In relationships of all kinds – romantic and otherwise – when things aren’t working out, we say the chemistry’s wrong. And when the chemistry’s off, when there’s too much of this and too little of that and the elements are out of balance, we’d be wise to do some adjustment to get the relationship back on track.
You may be wondering what this has to do with salt. The truth is that far from being just an everyday mundane culinary item in your kitchen, the chemistry of salt is critical to your health and well-being. But exactly how much sodium chloride should we be consuming and what should we know about its relationship to other chemical elements?
From 1st July 2016, new legislation kicked in designed to help South Africans consume less salt. Apparently, we eat on average double the recommended daily salt limit of 5 grams, most of which doesn’t come from what we add ourselves but rather from added salt in processed foods. For example, 4 slices of bread can contain as much as 1.6g of salt and salted peanut butter contains 800 times more salt than the unsalted variety.
Foods affected by the new health bill include breakfast cereal, margarines and butter, savoury snacks, potato crisps, processed meats, sausages, soup and gravy powders, instant noodles and stocks; with further salt restrictions to follow in 2019.
We’re told that excess salt intake can increase hypertension thereby contributing to heart disease, strokes and kidney disease.
But in our view, legislation like this tends to focus negatively on a single ingredient – salt - potentially leading people to make the mistake of going to the other extreme and avoiding salt altogether in an effort to reduce their health risks.
The fact is, salt is an essential compound our body uses to absorb and transport nutrients, maintain blood pressure, maintain the right balance of fluid, transmit nerve signals, contract and relax muscles amongst many other functions.
We asked Sue Visser, well known South African author, health researcher and co-creator of the Nature Fresh health range to help us get a grip on what we need to understand about salt and make sense of all the conflicting and confusing information out there.
One of the most contentious issues is the burning question: does excessive salt cause hypertension? Sue Visser’s answer is unequivocal. ‘The answer is no. What you need to understand is that salt is retained in the body as a result of a potassium and magnesium deficiency. If the levels are balanced, you simply eliminate any excess salt out via urination.’ Sue goes on to say in a recent article ‘70% of a human body depends on a saline solution for its existence. Salt imbalances can make us very ill. Throwing away the salt shaker is not the answer. A good balance of minerals and trace elements has to be maintained to carry out vital bodily functions.’
You can read a more detailed description of the way sodium chloride works in our bodies in another of Sue’s articles.
Dr Brownstein, one of the foremost practitioners of holistic medicine and author of 11 books on health, expresses similar views. ‘there is little data to support low-salt diets being effective at treating hypertension for the vast majority of people. Also, none of the studies looked at the use of unrefined sea salt, which contains many valuable vitamins and minerals such as magnesium and potassium, which are vital to maintaining normal blood pressure.’
Let’s look again at the foods most affected by the new salt reduction legislation: commercial bread, condiments and spreads, breakfast cereal, margarines and butter, savoury snacks, potato crisps, processed meats, sausages, soup and gravy powders, instant noodles and stocks.
Is sodium chloride really the only culprit here?

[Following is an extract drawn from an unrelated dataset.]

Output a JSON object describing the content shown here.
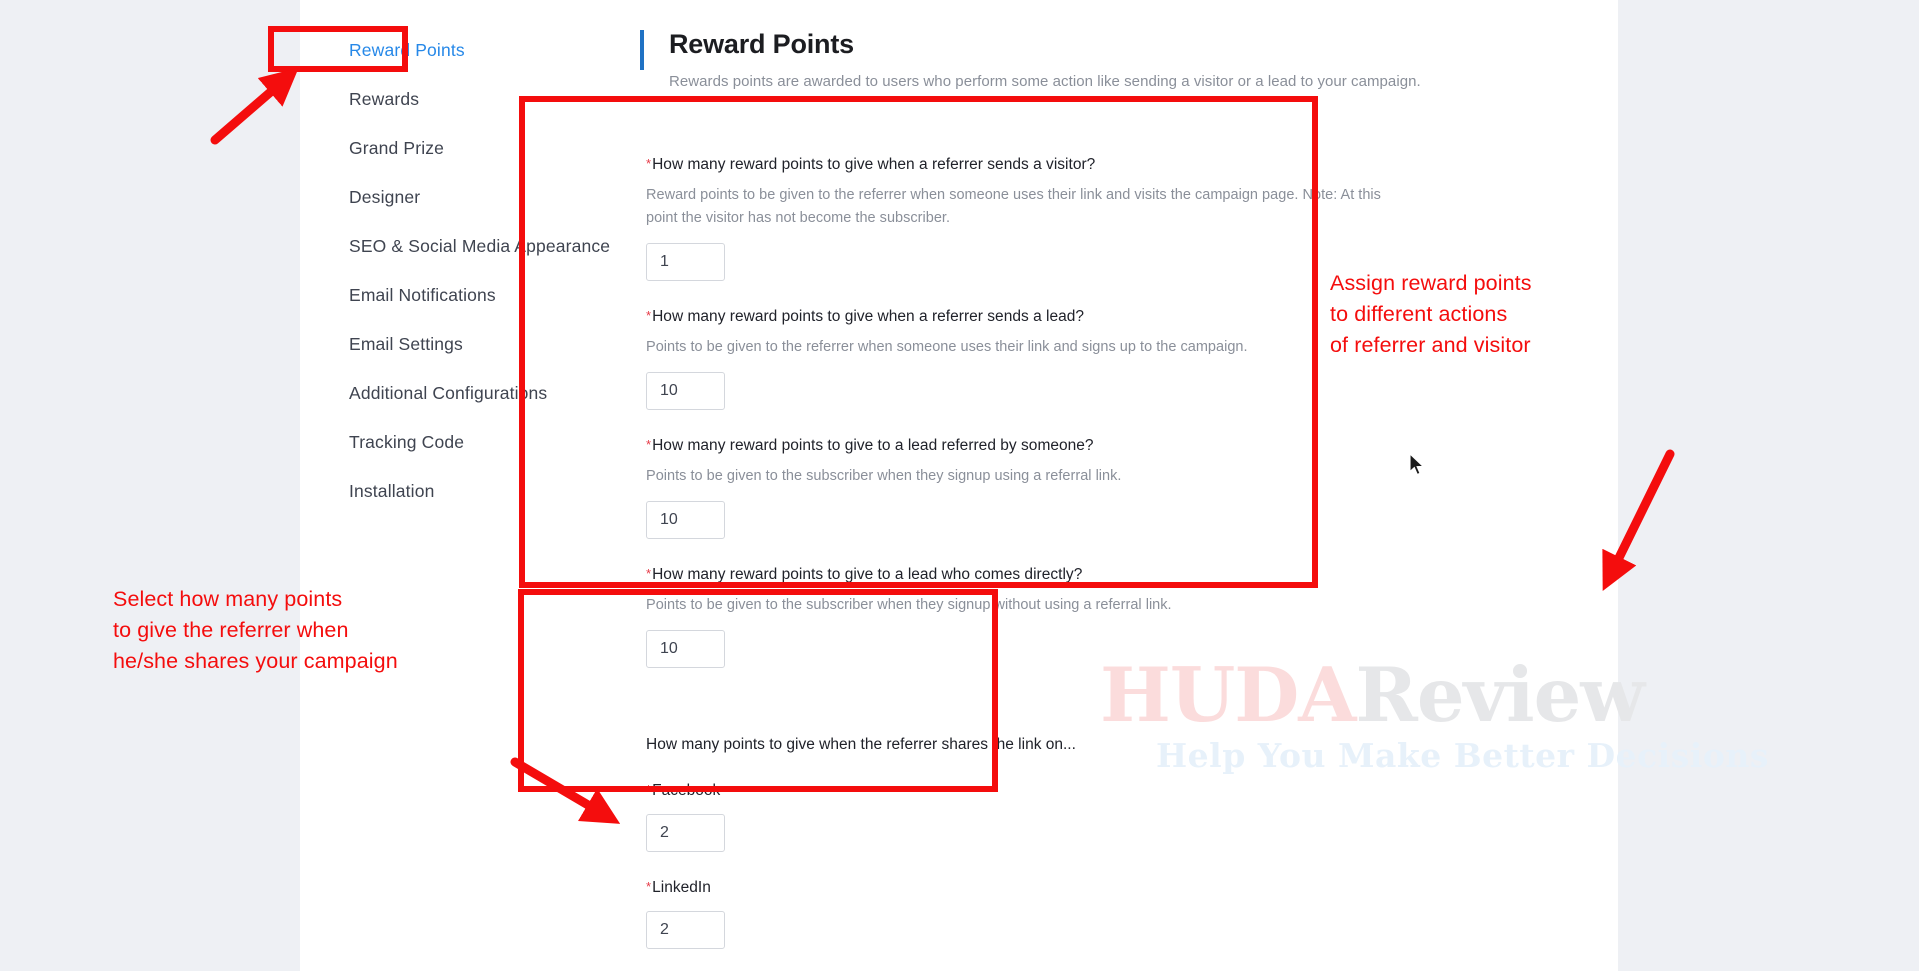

Dr Brownstein talks about a study which showed that various indigenous groups in South America and Africa did consume relatively little salt and had low blood pressure. ‘But these tribes were relatively untouched by modern life as whole – they generally did not drink or smoke, they were physically active and their diets consisted primarily of whole, unprocessed foods. In all likelihood, these factors were more significant in determining blood pressure levels than relative salt intake.’
It would seem to make a lot more sense to just avoid over-processed foods altogether – they tend to be full of refined salt, sugar, preservatives and artificial chemical ingredients – and choose foods that are as close to their natural state as possible, including the salt we use.

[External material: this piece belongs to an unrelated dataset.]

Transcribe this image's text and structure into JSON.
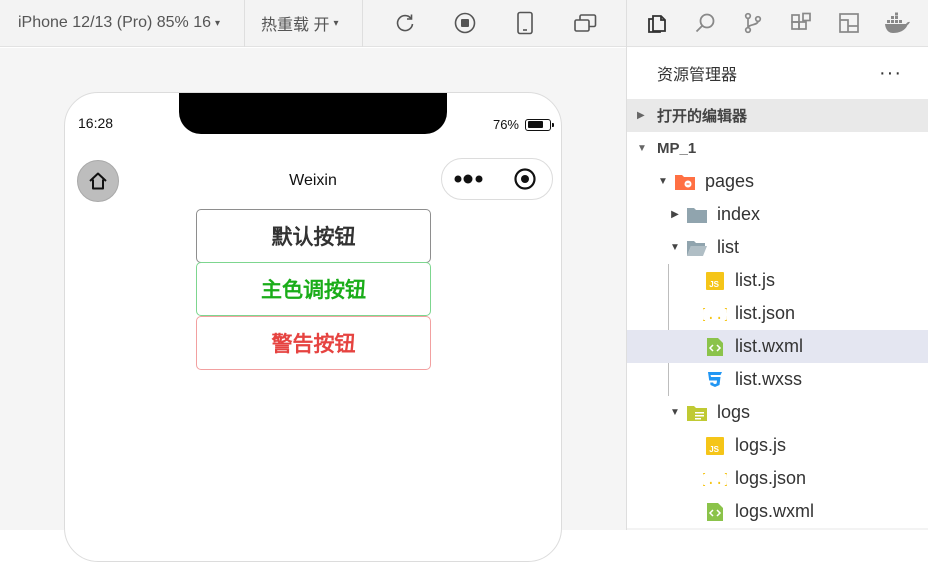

‘If anything,’ says Sue ‘legislation should enforce the use of potassium and magnesium enriched salt.’ Her latest book, Healthy Happy Heart co-authored with Dr James Liddell, details her research on a fascinating study done in Finland where using a salt substitute formula (which includes potassium and magnesium) instead of regular salt led to a significant reduction in blood pressure for hypertensives over an 8 week period.
Normal table salt is pure sodium chloride, highly refined, denatured and stripped of all its valuable trace minerals and nutrients through processing.
However natural unprocessed salt such as himalayan salt, unrefined sea salt and salt from the Kalahari desert has an alkalizing effect and is rich in trace elements including potassium and magnesium, helping to keep sodium chloride chemically in balance.
Sodium chloride, potassium and magnesium. Get them in balance and your relationship with salt will have just the right chemistry!